Two squares. Each square is divided into four equal sized smaller squares. In the first square, each smaller square has four rows of four dots, equally spaced. In the second square, each smaller square has four rows of two dots. 

The fact that there are 8 dots per square inch means that if the dots were distributed uniformly throughout the square in the right way, there would be 8 dots in each square inch. This prepares students to be able to interpret the constant of proportionality in the next two activities when working with actual houses per square mile or people per square kilometer. Students reason abstractly and quantitatively as they interpret the distributions of dots (MP2). The phrase “500 houses per square kilometer” can be thought of as “If all of the houses in the region were spread out uniformly, then there would be 500 houses in every square kilometer.”

In the digital version of the activity, students use an applet to graph lines representing the relationships between the squares’ areas and the number of dots. The applet allows students to adjust the scale on each axis. The digital version may be helpful for thinking through how to scale each axis to best represent the data.

This activity starts to transition students from arrays of dots to real-world objects distributed over the surface of Earth. This task concerns housing density, which is very similar to dot density. The two images in the activity have the following properties:

• It is fairly easy to distinguish the houses and not too tedious to count them all.
• The scale of the images is similar, but the size of each image and the number of houses in each image is not the same.
• In the first image, the houses look fairly uniformly distributed, and in the other, they look less uniformly distributed but not to the point that it is hard to interpret the image.

This task can be customized to any location, for example, different neighborhoods in the school’s city.
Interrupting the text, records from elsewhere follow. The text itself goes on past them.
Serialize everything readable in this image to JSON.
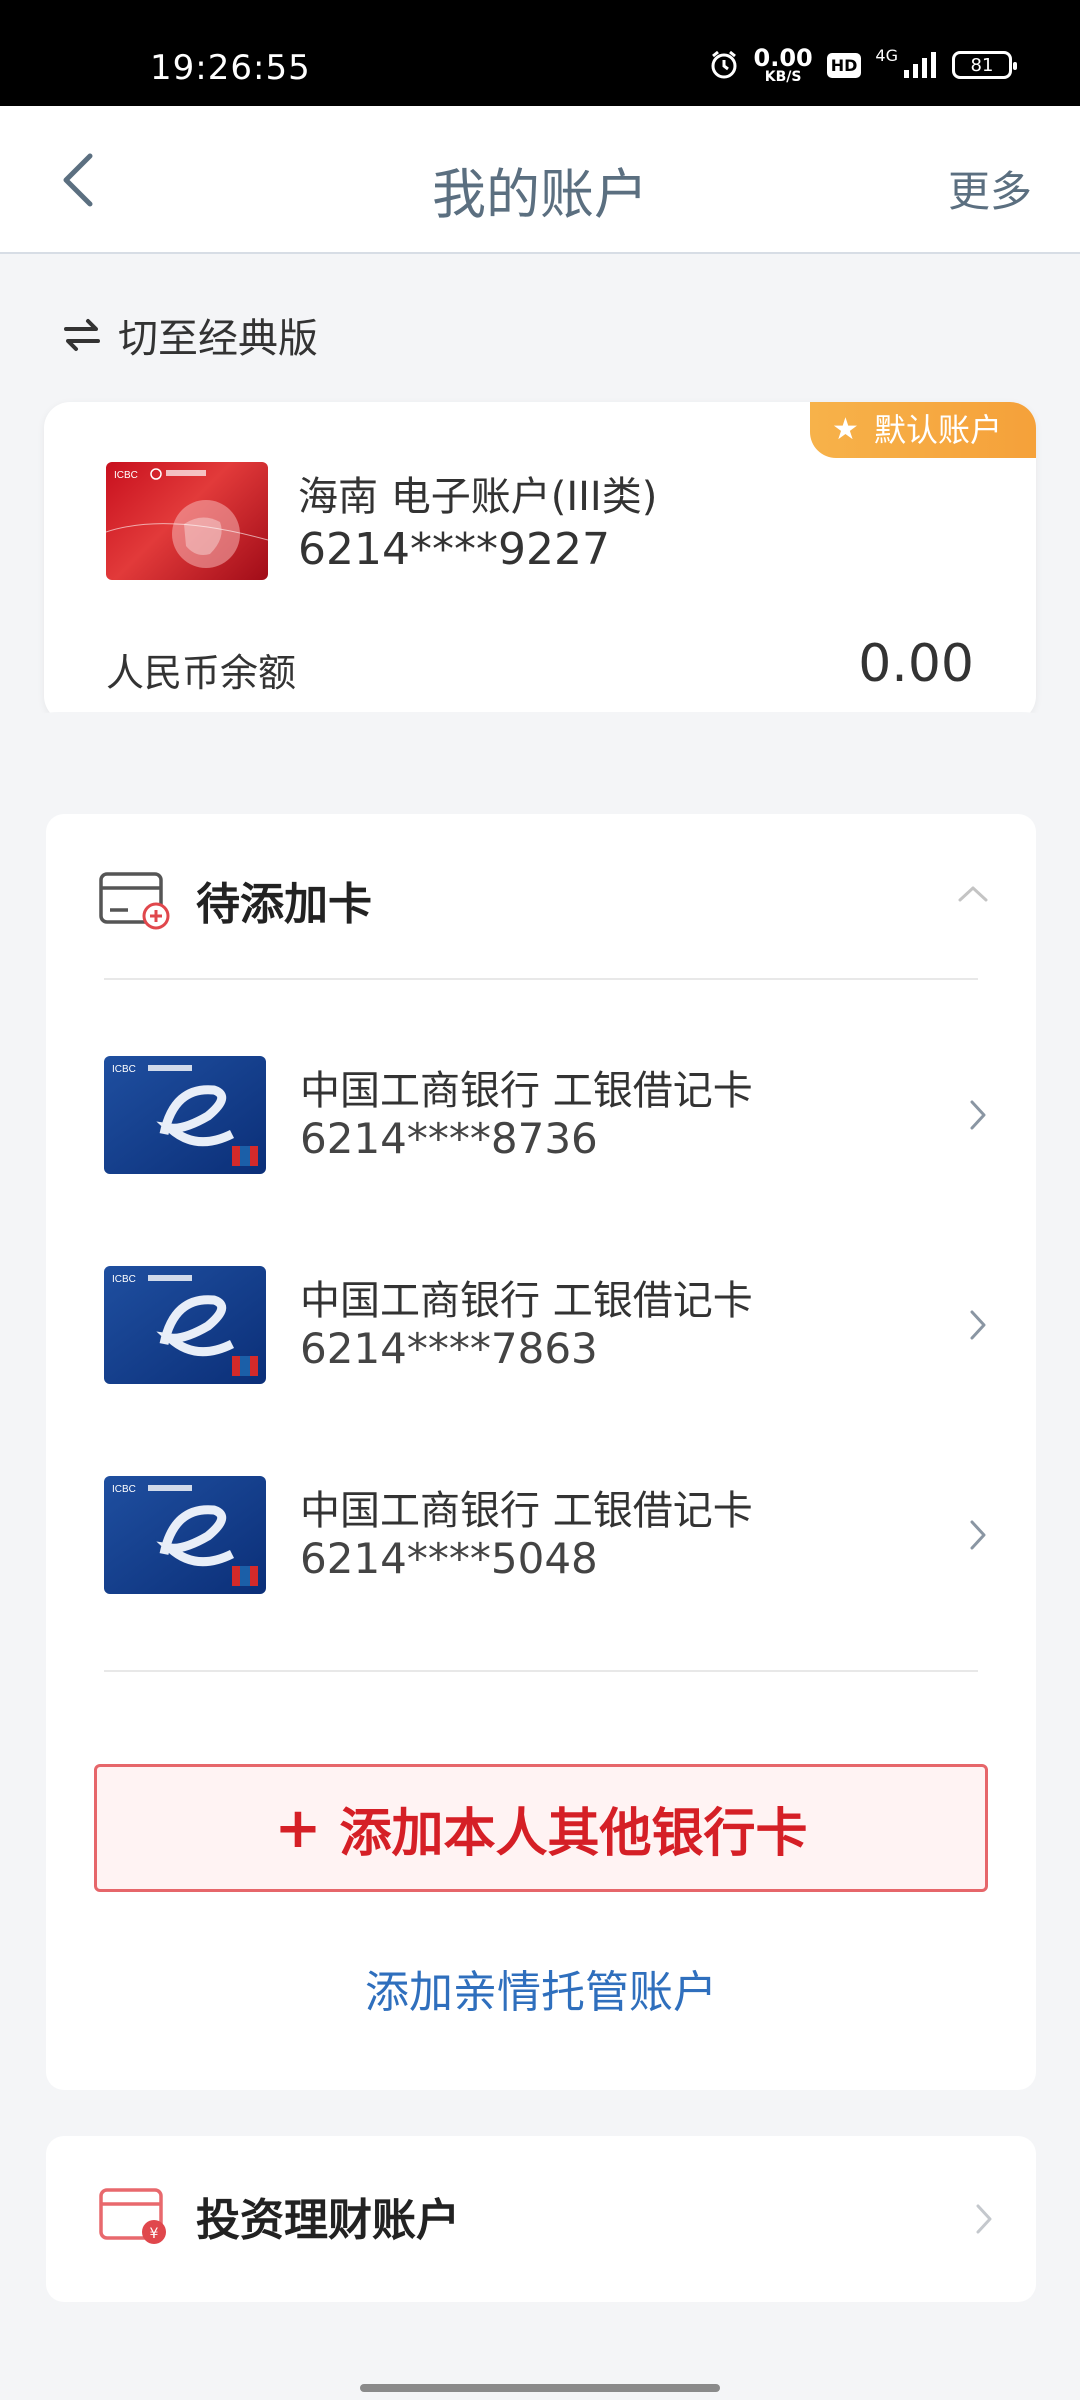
{
  "status_bar": {
    "time": "19:26:55",
    "net_speed_value": "0.00",
    "net_speed_unit": "KB/S",
    "hd_label": "HD",
    "network_label": "4G",
    "battery_level": "81"
  },
  "header": {
    "title": "我的账户",
    "more_label": "更多"
  },
  "switch_version": {
    "label": "切至经典版"
  },
  "default_account": {
    "badge": "默认账户",
    "name": "海南 电子账户(III类)",
    "number": "6214****9227",
    "balance_label": "人民币余额",
    "balance_value": "0.00"
  },
  "pending_cards": {
    "title": "待添加卡",
    "items": [
      {
        "bank": "中国工商银行 工银借记卡",
        "number": "6214****8736"
      },
      {
        "bank": "中国工商银行 工银借记卡",
        "number": "6214****7863"
      },
      {
        "bank": "中国工商银行 工银借记卡",
        "number": "6214****5048"
      }
    ],
    "add_button_label": "添加本人其他银行卡",
    "family_link_label": "添加亲情托管账户"
  },
  "invest_section": {
    "title": "投资理财账户"
  },
  "colors": {
    "accent_red": "#d51f26",
    "link_blue": "#2f6fbd",
    "badge_orange": "#f5a13a",
    "title_gray": "#5b6f80"
  }
}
Care should be taken in selecting the images to include noticeably different housing densities and easy-to-count houses.

The purpose of this activity is to introduce the concept of population density. One added step going from houses in a neighborhood to people in a location is the fact that people do not stay at a fixed spot but rather move around. In this activity, students make sense of what it means to say there are 42.3 people per square kilometer in some location (MP1).

This activity gives some information about New York City and Los Angeles and ultimately asks students to decide which city is more crowded. Students may benefit from a demonstration of situations that feel more crowded vs. less crowded.

In the data for this task, people are given in “blocks” of 1,000 people. It’s perfectly fine to make up a new unit customized to the situation, even if it doesn’t have an official name. This is a more sophisticated use of nonstandard units. In earlier grades, nonstandard units tend to be the length of a paper clip, or the length of your shoe. When dealing with any units, it’s important to list the units: in the heading of a table, in labels for the axes of a graph, or in writing numbers.